Puis, après l’élimination de son équipe la saison dernière, Corey Chamblin a demandé à son DG du renfort en défense. Les Riders ont ainsi embauché une kyrielle de joueurs autonomes, notamment Ricky Foley, Alex Hall, Weldon Brown, Dwight Anderson et Diamond Ferri.

Autant d’embauches qui ont permis aux Riders de remporter la quatrième coupe Grey de leur histoire. Chapeau!

Guillaume Rioux, Vincent Plante et Pierre LavertuLa logique, encore

À l’instar des Roughriders, le Rouge et Or de l’Université Laval a une fois de plus vu la logique jouer en sa faveur samedi, alors que l’équipe a remporté la coupe Vanier pour la huitième fois de sa jeune histoire.

Face aux Dinos de Calgary, la troupe de Glen Constantin a toutefois échappé de nombreux points en première demie en ne couronnant pas ses séries offensives de touchés. En ne se forgeant qu’une mince avance de 6-0 après une demie, le Rouge et Or a permis aux Albertains de demeurer dans le match.

Et ces derniers en ont profité dès leur retour du vestiaire en deuxième demie, s’appropriant même les devants. Or, se présenter à Québec devant près de 20 000 personnes pour y affronter la puissante machine rouge et or n’est pas facile et les Dinos en ont finalement souffert.

Disposant d’une ligne à l’attaque dont trois de ses membres se retrouvent sur la première équipe d’étoiles, le Rouge et Or s’est finalement imposé grâce à son jeu au sol.

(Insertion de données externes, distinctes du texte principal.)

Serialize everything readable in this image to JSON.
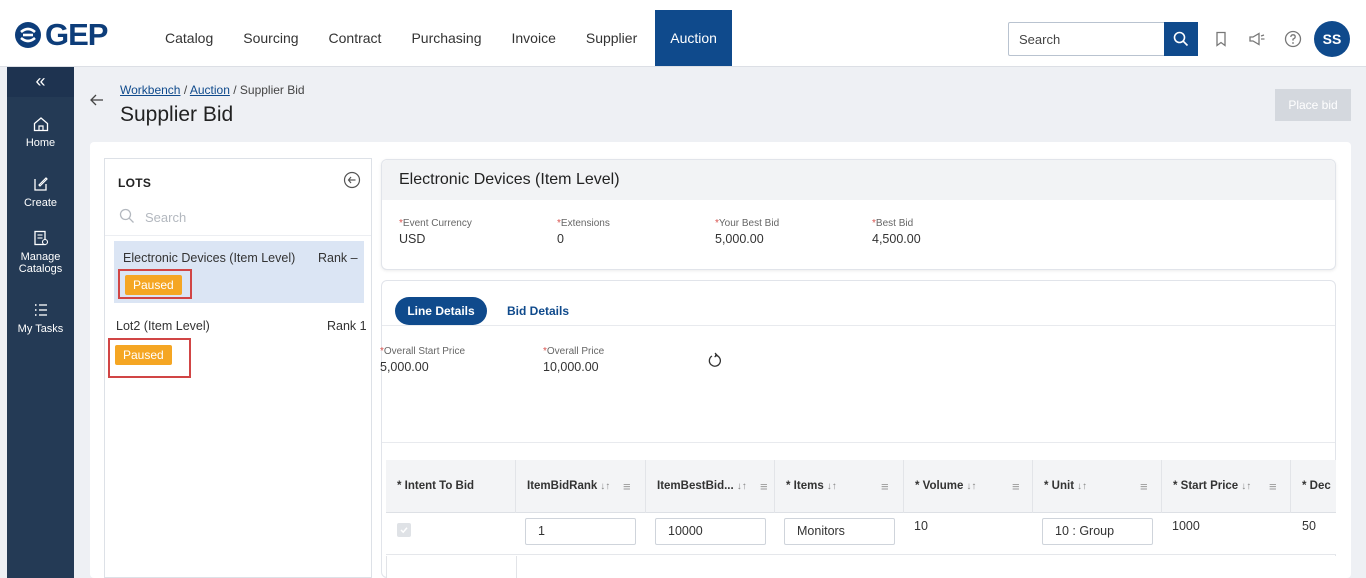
{
  "app": {
    "logo_text": "GEP",
    "brand_color": "#0f4a8c"
  },
  "nav": {
    "items": [
      {
        "label": "Catalog"
      },
      {
        "label": "Sourcing"
      },
      {
        "label": "Contract"
      },
      {
        "label": "Purchasing"
      },
      {
        "label": "Invoice"
      },
      {
        "label": "Supplier"
      },
      {
        "label": "Auction"
      }
    ],
    "active": "Auction"
  },
  "search": {
    "placeholder": "Search"
  },
  "user": {
    "initials": "SS"
  },
  "sidebar": {
    "collapse_icon": "double-chevron-left-icon",
    "items": [
      {
        "label": "Home",
        "icon": "home-icon"
      },
      {
        "label": "Create",
        "icon": "edit-icon"
      },
      {
        "label": "Manage Catalogs",
        "icon": "catalog-icon"
      },
      {
        "label": "My Tasks",
        "icon": "tasks-icon"
      }
    ]
  },
  "header": {
    "breadcrumb": {
      "workbench": "Workbench",
      "auction": "Auction",
      "current": "Supplier Bid"
    },
    "title": "Supplier Bid",
    "place_bid": "Place bid"
  },
  "lots": {
    "title": "LOTS",
    "search_placeholder": "Search",
    "items": [
      {
        "name": "Electronic Devices (Item Level)",
        "rank": "Rank –",
        "status": "Paused"
      },
      {
        "name": "Lot2 (Item Level)",
        "rank": "Rank 1",
        "status": "Paused"
      }
    ]
  },
  "lot_info": {
    "title": "Electronic Devices (Item Level)",
    "fields": [
      {
        "label": "Event Currency",
        "value": "USD"
      },
      {
        "label": "Extensions",
        "value": "0"
      },
      {
        "label": "Your Best Bid",
        "value": "5,000.00"
      },
      {
        "label": "Best Bid",
        "value": "4,500.00"
      }
    ]
  },
  "tabs": {
    "items": [
      {
        "label": "Line Details"
      },
      {
        "label": "Bid Details"
      }
    ],
    "active": "Line Details"
  },
  "line_summary": {
    "overall_start_price_label": "Overall Start Price",
    "overall_start_price": "5,000.00",
    "overall_price_label": "Overall Price",
    "overall_price": "10,000.00"
  },
  "table": {
    "columns": [
      {
        "label": "* Intent To Bid"
      },
      {
        "label": "ItemBidRank"
      },
      {
        "label": "ItemBestBid..."
      },
      {
        "label": "* Items"
      },
      {
        "label": "* Volume"
      },
      {
        "label": "* Unit"
      },
      {
        "label": "* Start Price"
      },
      {
        "label": "* Dec"
      }
    ],
    "rows": [
      {
        "intent_to_bid": true,
        "item_bid_rank": "1",
        "item_best_bid": "10000",
        "items": "Monitors",
        "volume": "10",
        "unit": "10 : Group",
        "start_price": "1000",
        "dec": "50"
      }
    ]
  }
}
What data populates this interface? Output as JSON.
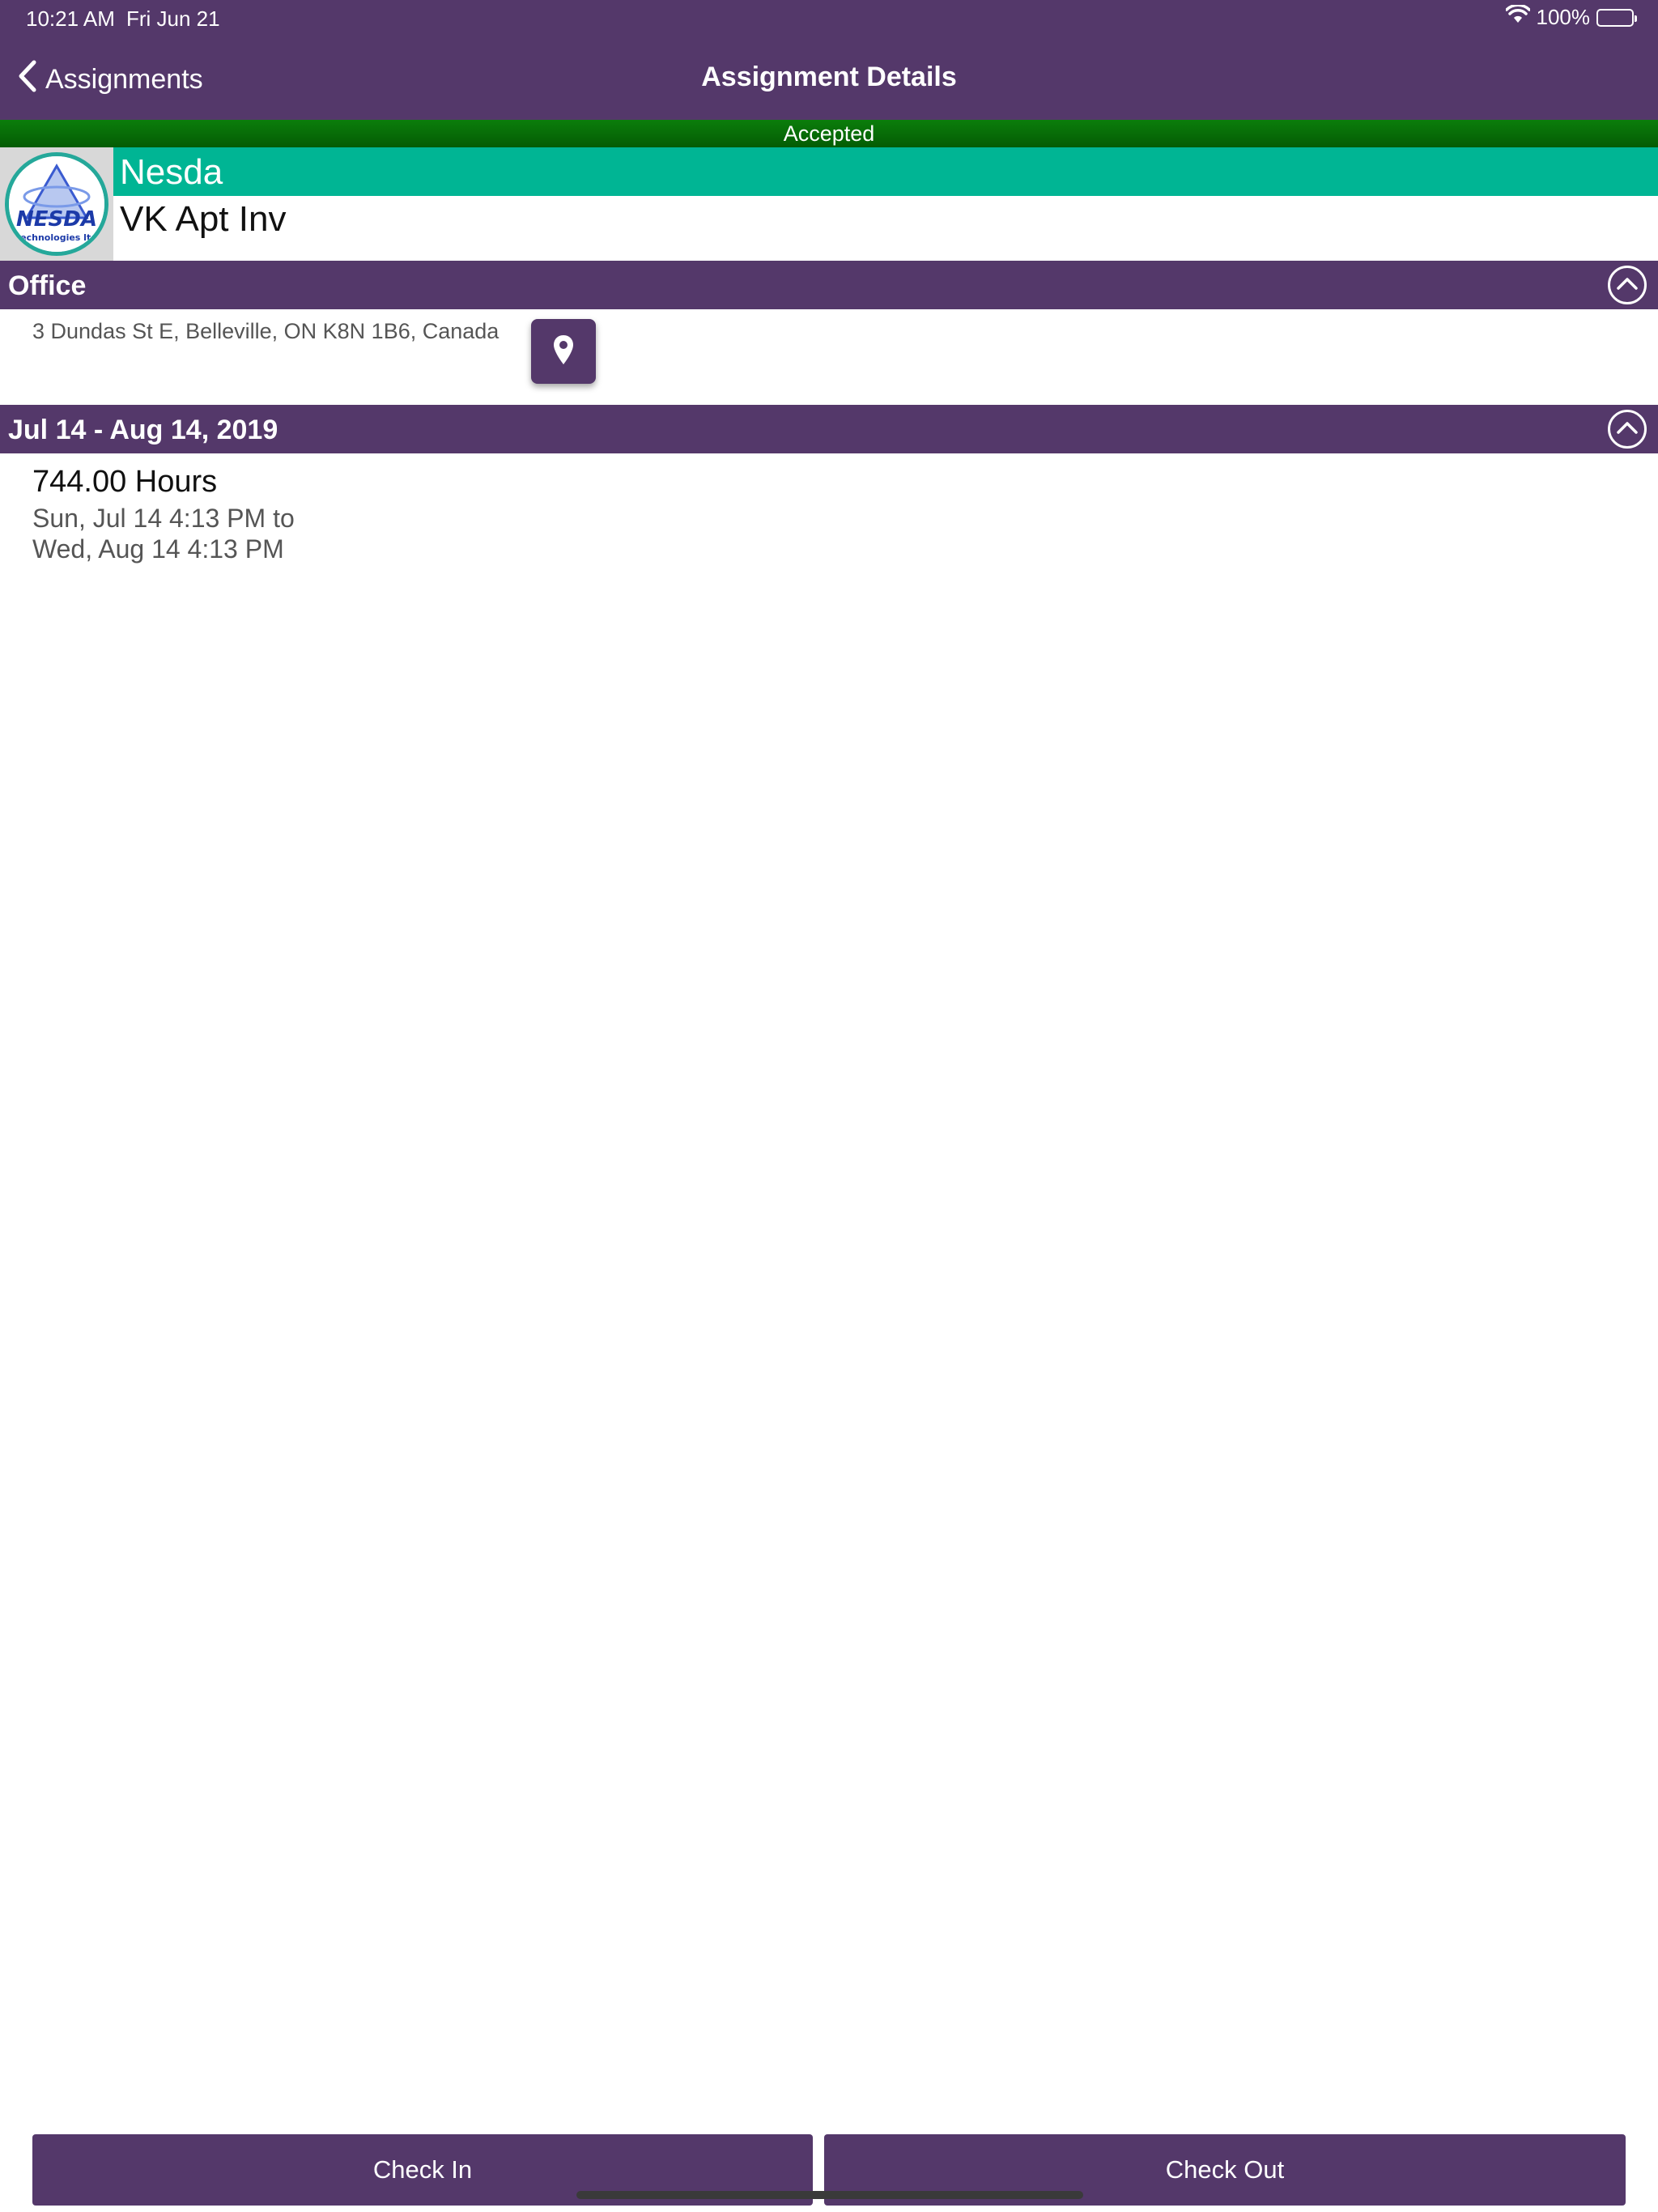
{
  "status_bar": {
    "time": "10:21 AM",
    "date": "Fri Jun 21",
    "battery": "100%"
  },
  "nav": {
    "back_label": "Assignments",
    "title": "Assignment Details"
  },
  "assignment": {
    "status": "Accepted",
    "company": "Nesda",
    "project": "VK Apt Inv",
    "logo_text": "NESDA",
    "logo_subtext": "technologies ltd"
  },
  "location_section": {
    "title": "Office",
    "address": "3 Dundas St E, Belleville, ON K8N 1B6, Canada"
  },
  "schedule_section": {
    "title": "Jul 14 - Aug 14, 2019",
    "hours": "744.00 Hours",
    "start": "Sun, Jul 14 4:13 PM to",
    "end": "Wed, Aug 14 4:13 PM"
  },
  "actions": {
    "check_in": "Check In",
    "check_out": "Check Out"
  },
  "colors": {
    "primary": "#54386a",
    "accepted": "#0b7e0b",
    "company_band": "#00b594"
  },
  "icons": {
    "back": "chevron-left-icon",
    "collapse": "chevron-up-icon",
    "map": "map-pin-icon",
    "wifi": "wifi-icon",
    "battery": "battery-icon"
  }
}
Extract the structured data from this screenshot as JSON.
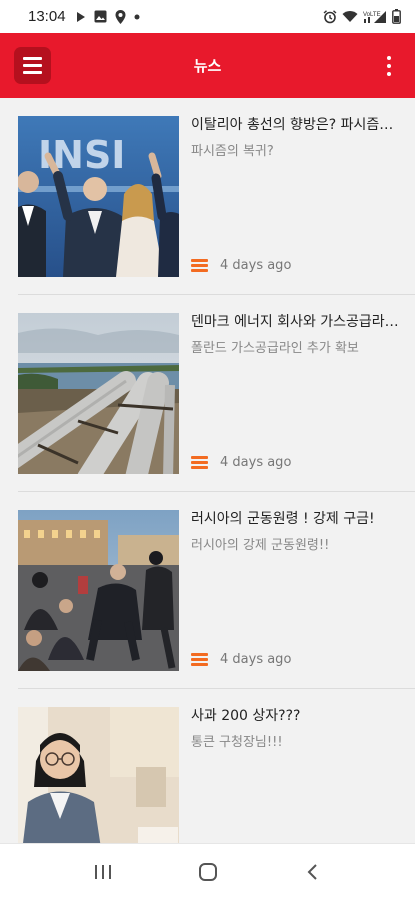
{
  "status_bar": {
    "time": "13:04",
    "left_icons": [
      "play-icon",
      "gallery-icon",
      "location-icon",
      "dot-icon"
    ],
    "right_icons": [
      "alarm-icon",
      "wifi-icon",
      "signal-icon",
      "battery-icon"
    ],
    "network_label": "VoLTE"
  },
  "app_bar": {
    "title": "뉴스",
    "menu_icon": "hamburger-menu-icon",
    "more_icon": "more-vertical-icon",
    "accent_color": "#e8192c"
  },
  "articles": [
    {
      "title": "이탈리아 총선의 향방은? 파시즘의 복귀?",
      "subtitle": "파시즘의 복귀?",
      "date": "4 days ago"
    },
    {
      "title": "덴마크 에너지 회사와 가스공급라인 추가 확보",
      "subtitle": "폴란드 가스공급라인 추가 확보",
      "date": "4 days ago"
    },
    {
      "title": "러시아의 군동원령 ! 강제 구금!",
      "subtitle": "러시아의 강제 군동원령!!",
      "date": "4 days ago"
    },
    {
      "title": "사과 200 상자???",
      "subtitle": "통큰 구청장님!!!",
      "date": ""
    }
  ],
  "nav_bar": {
    "buttons": [
      "recent-apps-icon",
      "home-icon",
      "back-icon"
    ]
  }
}
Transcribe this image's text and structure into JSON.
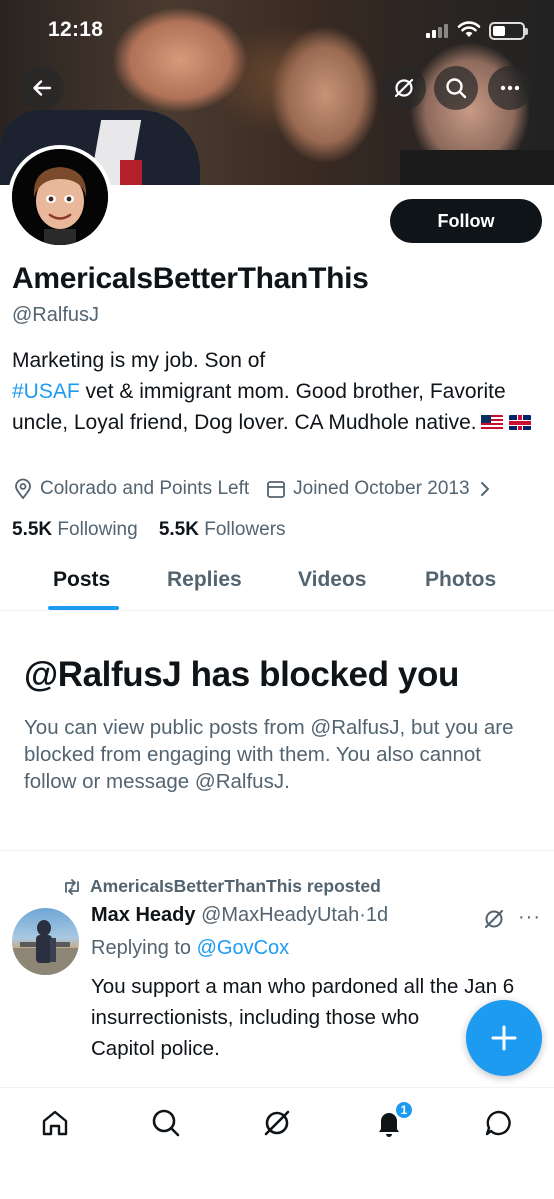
{
  "status_bar": {
    "time": "12:18"
  },
  "profile": {
    "display_name": "AmericaIsBetterThanThis",
    "handle": "@RalfusJ",
    "follow_label": "Follow",
    "bio_before_hashtag": "Marketing is my job. Son of",
    "bio_hashtag": "#USAF",
    "bio_after_hashtag": " vet & immigrant mom. Good brother, Favorite uncle, Loyal friend, Dog lover. CA Mudhole native.",
    "location": "Colorado and Points Left",
    "joined": "Joined October 2013",
    "following_count": "5.5K",
    "following_label": "Following",
    "followers_count": "5.5K",
    "followers_label": "Followers"
  },
  "tabs": [
    {
      "label": "Posts",
      "active": true
    },
    {
      "label": "Replies",
      "active": false
    },
    {
      "label": "Videos",
      "active": false
    },
    {
      "label": "Photos",
      "active": false
    }
  ],
  "blocked_notice": {
    "title": "@RalfusJ has blocked you",
    "body": "You can view public posts from @RalfusJ, but you are blocked from engaging with them. You also cannot follow or message @RalfusJ."
  },
  "post": {
    "repost_label": "AmericaIsBetterThanThis reposted",
    "author_name": "Max Heady",
    "author_handle": "@MaxHeadyUtah",
    "separator": "·",
    "time": "1d",
    "replying_prefix": "Replying to",
    "replying_to": "@GovCox",
    "text": "You support a man who pardoned all the Jan 6 insurrectionists, including those who",
    "text_line3": "Capitol police."
  },
  "bottom_nav": {
    "items": [
      "home-icon",
      "search-icon",
      "grok-icon",
      "notifications-icon",
      "messages-icon"
    ],
    "notification_badge": "1"
  },
  "colors": {
    "accent": "#1d9bf0",
    "text": "#0f1419",
    "secondary": "#536471"
  }
}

Quand le dénouement d’un match est encore incertain, tu te dois de remettre ton sort entre les mains de tes porteurs de ballon. C’est ce que Constantin a fait. Maxime Boutin et Pascal Lochard se sont occupé du reste.

Chapeau à Constantin et son groupe d’entraîneurs.

Injuste domination?

Ce huitième sacre en 15 ans d’existence pour le Rouge et Or ne manquera sûrement pas d’alimenter les discussions. Cette domination de l’Université Laval sur le circuit universitaire québécois est-elle injuste?

Le Rouge et Or, ce n’est pas un rouleau compresseur qui écrase tout sur son passage au Québec. Les récents matchs face aux Carabins, aux Gaiters et au Vert & Or en sont la preuve. L’équipe québécoise sait peut-être simplement comment gagner les matchs âprement disputés.

À leur quatrième match de la Coupe Vanier en autant d’années, plusieurs joueurs du Rouge et Or savaient comment gérer la pression et les distractions. En tant qu’ancien joueur de cette équipe, j’aurai peut-être toujours l’air d’avoir un parti pris, mais la réalité c’est que le nerf de la guerre au football universitaire demeure le recrutement.

Quel joueur ne voudrait pas se joindre à une équipe qui affiche huit championnats canadiens en 15 ans, qui évolue dans un beau complexe et qui joue devant 15 000 spectateurs en moyenne?

Le recrutement est certes plus facile donc, mais Constantin a su créer un contexte pour optimiser les performances de ses joueurs. Ce programme est à pied d’œuvre 365 jours par année. Les joueurs commencent à s’entraîner au mois de janvier dans un cadre incomparable.

Certains diront que tout cela est rendu possible par les moyens financiers dont dispose le Rouge et Or, mais ce serait d’insulter l’effort, le travail et les compétences des gens en place que de penser ainsi. Ce sont les joueurs et les entraîneurs qui remportent des championnats. Pas l’argent. D’autres programmes ont des moyens comparables, mais les résultats ne sont pas là.

Le Rouge et Or, c’est une dynastie, à l’instar de l’Université d’Alabama dans la NCAA. Ce programme offre d’excellentes chances à ses joueurs de graduer chez les pros. Un peu comme le Rouge et Or.

Il faut donc saluer ce que le Rouge et Or a accompli au fil des 15 dernières années. Tout comme les Alouettes, cette équipe a contribué grandement à la popularisation du football au Québec.